Getting Structured JSON Responses

# Define a schema for the response
schema = {
    "type": "object",
    "properties": {
        "answer": {"type": "string"},
        "key_points": {
            "type": "array",
            "items": {"type": "string"}
        },
        "citations": {
            "type": "array",
            "items": {"type": "integer"}
        }
    }
}

# Get a structured response
result = qa_service.answer_question(
    "What are the key compliance requirements for data protection?",
    n_results=5,
    json_response=True,
    json_schema=schema
)

Using the Database Module

To use the MongoDB connection in other parts of your application:

# Import the db instance
from app.database import db

# Get a collection
collection = db.get_collection("your_collection_name")

# Perform operations
collection.insert_one({"key": "value"})
documents = collection.find({"key": "value"})

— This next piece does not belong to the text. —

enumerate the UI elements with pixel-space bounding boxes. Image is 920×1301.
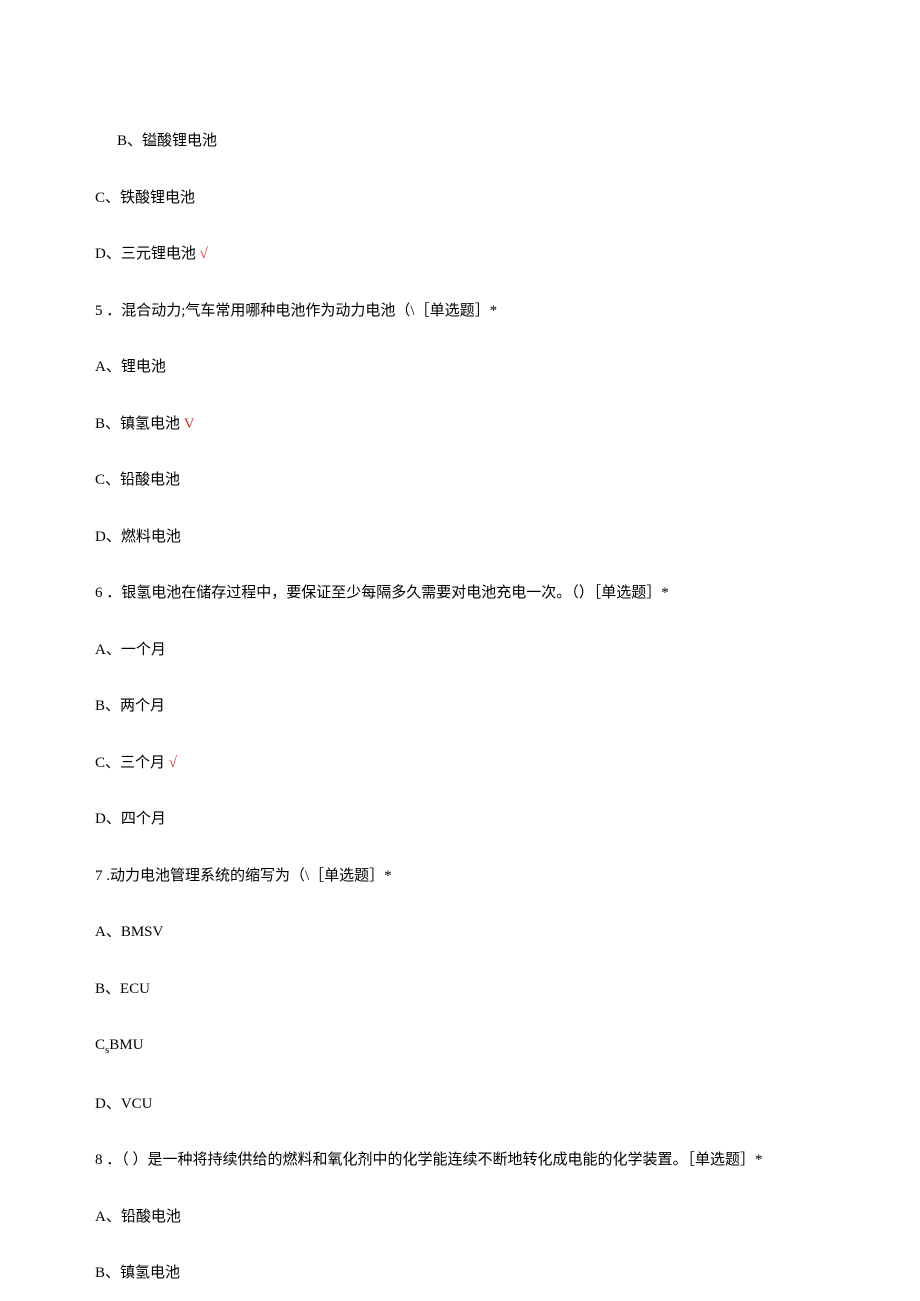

# Close connection when done (typically at application exit)
db.close()

Development

Type Checking

The project includes type annotations and can be type-checked using mypy:

mypy app

Running Tests

pytest

License

This project is licensed under the MIT License - see the LICENSE file for details.

About

A powerful document management system designed for regulatory compliance, using MongoDB for document storage and Azure OpenAI for intelligent document analysis and question answering.